Experience two weeks of first-class tennis, strawberries and cream, and good-natured queuing, at the Wimbledon Lawn Tennis Championships.
The world of tennis descends on Wimbledon in South West London every summer for the longest-running tennis tournament in the world, and one of four annual Grand Slam tennis events held around the globe. Games are still played on the original playing surface, grass, and there's a strict white-only dress code for players.
The tournament attracts around 500,000 spectators and millions of television viewers worldwide.
Wimbledon Tickets: In Advance
Book advance tickets for Wimbledon by entering the public ballot, which was first introduced in 1924. The ballot is always oversubscribed, so entry does not entitle you to tickets. Successful applicants are selected at random by computer. It is not possible to request tickets for specific days or courts.
The 2016 public ballot is now closed and all successful applicants have received further information on how to make payment for their tickets.
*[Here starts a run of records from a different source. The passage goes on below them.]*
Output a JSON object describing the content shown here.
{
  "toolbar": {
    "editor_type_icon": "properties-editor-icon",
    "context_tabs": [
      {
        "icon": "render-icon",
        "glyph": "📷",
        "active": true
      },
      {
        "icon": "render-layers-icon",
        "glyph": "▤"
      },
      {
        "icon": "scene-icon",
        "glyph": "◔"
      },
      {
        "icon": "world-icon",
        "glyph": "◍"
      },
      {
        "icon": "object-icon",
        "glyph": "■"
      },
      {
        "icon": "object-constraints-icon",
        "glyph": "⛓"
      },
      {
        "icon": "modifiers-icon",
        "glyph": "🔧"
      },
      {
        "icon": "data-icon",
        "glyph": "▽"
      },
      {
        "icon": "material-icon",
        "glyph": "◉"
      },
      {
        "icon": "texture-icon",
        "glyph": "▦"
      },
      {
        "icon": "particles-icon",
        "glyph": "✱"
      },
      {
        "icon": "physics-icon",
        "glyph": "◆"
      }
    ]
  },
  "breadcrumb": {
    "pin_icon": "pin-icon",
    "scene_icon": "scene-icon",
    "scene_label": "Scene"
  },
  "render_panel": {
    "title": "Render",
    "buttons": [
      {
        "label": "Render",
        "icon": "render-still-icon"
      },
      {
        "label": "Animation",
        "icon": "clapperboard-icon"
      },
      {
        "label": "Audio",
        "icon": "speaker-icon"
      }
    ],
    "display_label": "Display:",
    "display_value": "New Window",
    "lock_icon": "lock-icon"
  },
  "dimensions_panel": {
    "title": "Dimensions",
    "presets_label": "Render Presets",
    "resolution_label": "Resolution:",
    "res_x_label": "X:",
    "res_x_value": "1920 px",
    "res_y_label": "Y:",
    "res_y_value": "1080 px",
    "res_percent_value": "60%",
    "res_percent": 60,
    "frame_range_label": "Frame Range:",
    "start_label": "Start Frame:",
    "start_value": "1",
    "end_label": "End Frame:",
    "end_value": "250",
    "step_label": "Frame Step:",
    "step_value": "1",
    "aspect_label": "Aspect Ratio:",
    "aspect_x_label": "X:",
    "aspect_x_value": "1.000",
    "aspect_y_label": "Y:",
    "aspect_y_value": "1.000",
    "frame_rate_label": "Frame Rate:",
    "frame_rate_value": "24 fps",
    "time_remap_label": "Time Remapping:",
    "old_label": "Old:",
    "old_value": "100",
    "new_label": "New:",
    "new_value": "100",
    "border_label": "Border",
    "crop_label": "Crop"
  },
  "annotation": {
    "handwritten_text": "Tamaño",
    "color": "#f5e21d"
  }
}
Wimbledon Tickets: On the Day
Almost uniquely for a major sporting event, Wimbledon offers spectators the chance to buy premium tickets on the day – but be prepared to queue!
Grab one of a limited number of tickets available daily by joining the queue at the Gate 3 turnstiles. You are only entitled to purchase one ticket per person queuing and payment is cash only.
Several thousand ground admission tickets are also available each day. These give you the chance to watch games from unreserved seating and standing areas on Courts 3 to 19. Once ground capacity has been reached, people standing in the queue are admitted on a one-out, one-in basis.
History of Wimbledon Lawn Tennis Championships
The Lawn Tennis Championships at Wimbledon have developed from the first meeting in 1877, witnessed by a few spectators, to a highly professional tournament attracting an attendance of close to 500,000 people. Players from more than 60 nations compete in front of a crowd of millions worldwide, through the press, radio, internet and television.